Et Thénardier sortit, n’y concevant rien, stupéfait et ravi de ce doux écrasement sous des sacs d’or et de cette foudre éclatant sur sa tête en billets de banque.

Foudroyé, il l’était, mais content aussi ; et il eût été très fâché d’avoir un paratonnerre contre cette foudre-là.

Finissons-en tout de suite avec cet homme. Deux jours après les événements que nous racontons en ce moment, il partit, par les soins de Marius, pour l’Amérique, sous un faux nom, avec sa fille Azelma, muni d’une traite de vingt mille francs sur New-York. La misère morale de Thénardier, ce bourgeois manqué, était irrémédiable ; il fut en Amérique ce qu’il était en Europe. Le contact d’un méchant homme suffit quelquefois pour pourrir une bonne action et pour en faire sortir une chose mauvaise. Avec l’argent de Marius, Thénardier se fit négrier.

Dès que Thénardier fut dehors, Marius courut au jardin où Cosette se promenait encore.

— Cosette ! Cosette ! cria-t-il. Viens ! viens vite. Partons. Basque, un fiacre ! Cosette, viens. Ah ! mon Dieu ! C’est lui qui m’avait sauvé la vie ! Ne perdons pas une minute ! Mets ton châle.

Cosette le crut fou, et obéit.

Il ne respirait pas, il mettait la main sur son cœur pour en comprimer les battements. Il allait et venait à grands pas, il embrassait Cosette :

— Ah ! Cosette ! je suis un malheureux ! disait-il.

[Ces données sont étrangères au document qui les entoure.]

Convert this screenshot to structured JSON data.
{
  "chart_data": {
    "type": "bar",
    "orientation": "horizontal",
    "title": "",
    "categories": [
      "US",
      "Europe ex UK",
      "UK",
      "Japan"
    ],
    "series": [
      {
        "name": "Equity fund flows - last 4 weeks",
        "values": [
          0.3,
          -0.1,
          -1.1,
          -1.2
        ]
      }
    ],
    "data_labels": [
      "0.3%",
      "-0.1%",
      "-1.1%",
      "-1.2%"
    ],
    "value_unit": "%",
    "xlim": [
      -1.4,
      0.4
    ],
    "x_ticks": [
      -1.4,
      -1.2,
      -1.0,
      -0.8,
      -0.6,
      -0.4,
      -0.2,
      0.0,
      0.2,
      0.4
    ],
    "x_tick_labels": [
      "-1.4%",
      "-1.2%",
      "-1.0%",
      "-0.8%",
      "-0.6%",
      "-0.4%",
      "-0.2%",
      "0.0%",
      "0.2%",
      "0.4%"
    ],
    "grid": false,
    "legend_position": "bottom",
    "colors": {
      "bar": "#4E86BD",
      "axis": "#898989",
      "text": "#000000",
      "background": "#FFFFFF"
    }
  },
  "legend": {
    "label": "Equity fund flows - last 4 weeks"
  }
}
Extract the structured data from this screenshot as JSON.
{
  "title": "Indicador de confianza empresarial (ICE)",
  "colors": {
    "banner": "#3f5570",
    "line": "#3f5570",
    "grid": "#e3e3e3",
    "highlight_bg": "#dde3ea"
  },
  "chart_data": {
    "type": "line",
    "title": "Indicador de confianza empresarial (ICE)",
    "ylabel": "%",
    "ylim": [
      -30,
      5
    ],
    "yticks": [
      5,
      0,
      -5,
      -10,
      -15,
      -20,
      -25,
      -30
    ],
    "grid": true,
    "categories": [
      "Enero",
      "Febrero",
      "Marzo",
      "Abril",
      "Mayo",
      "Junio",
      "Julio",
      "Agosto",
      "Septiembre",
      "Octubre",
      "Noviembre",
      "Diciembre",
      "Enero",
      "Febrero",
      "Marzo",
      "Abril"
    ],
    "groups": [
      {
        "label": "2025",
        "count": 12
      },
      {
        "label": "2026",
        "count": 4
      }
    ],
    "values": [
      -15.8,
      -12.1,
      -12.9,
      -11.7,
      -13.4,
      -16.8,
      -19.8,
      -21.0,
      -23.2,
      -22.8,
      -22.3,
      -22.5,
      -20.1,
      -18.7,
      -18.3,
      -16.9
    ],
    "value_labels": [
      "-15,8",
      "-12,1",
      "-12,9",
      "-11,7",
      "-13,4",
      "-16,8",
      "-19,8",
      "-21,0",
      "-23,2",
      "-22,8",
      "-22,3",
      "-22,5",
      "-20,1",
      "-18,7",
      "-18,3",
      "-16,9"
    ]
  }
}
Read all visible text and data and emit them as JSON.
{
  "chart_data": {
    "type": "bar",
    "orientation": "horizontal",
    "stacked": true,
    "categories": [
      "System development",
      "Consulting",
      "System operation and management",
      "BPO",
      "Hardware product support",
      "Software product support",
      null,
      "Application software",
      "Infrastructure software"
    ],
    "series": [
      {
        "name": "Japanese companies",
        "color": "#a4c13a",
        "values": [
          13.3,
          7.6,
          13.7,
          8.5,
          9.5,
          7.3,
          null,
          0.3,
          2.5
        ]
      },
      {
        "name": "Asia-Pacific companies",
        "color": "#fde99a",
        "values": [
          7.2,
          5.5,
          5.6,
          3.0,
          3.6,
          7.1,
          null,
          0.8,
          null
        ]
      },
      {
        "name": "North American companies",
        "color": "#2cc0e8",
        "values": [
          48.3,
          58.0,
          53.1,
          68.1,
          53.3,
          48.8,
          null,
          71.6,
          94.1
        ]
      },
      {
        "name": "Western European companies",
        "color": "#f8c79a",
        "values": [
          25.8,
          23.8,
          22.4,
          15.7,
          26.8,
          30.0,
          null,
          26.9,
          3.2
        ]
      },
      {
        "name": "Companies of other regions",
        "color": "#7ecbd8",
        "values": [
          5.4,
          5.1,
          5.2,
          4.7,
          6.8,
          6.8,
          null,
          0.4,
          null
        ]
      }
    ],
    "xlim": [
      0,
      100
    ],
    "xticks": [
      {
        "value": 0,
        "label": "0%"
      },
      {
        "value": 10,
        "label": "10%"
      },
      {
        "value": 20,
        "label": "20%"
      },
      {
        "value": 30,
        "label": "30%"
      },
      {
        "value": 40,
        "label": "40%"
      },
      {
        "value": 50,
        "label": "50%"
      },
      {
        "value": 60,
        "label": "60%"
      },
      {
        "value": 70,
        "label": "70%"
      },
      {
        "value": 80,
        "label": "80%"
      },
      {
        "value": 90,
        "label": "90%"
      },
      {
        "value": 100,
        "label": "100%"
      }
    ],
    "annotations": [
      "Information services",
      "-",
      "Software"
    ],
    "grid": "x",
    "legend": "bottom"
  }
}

Marius était éperdu. Il commençait à entrevoir dans ce Jean Valjean on ne sait quelle haute et sombre figure. Une vertu inouïe lui apparaissait, suprême et douce, humble dans son immensité. Le forçat se transfigurait en Christ. Marius avait l’éblouissemeht de ce prodige. Il ne savait pas au juste ce qu’il voyait, mais c’était grand.

En un instant, un fiacre fut devant la porte.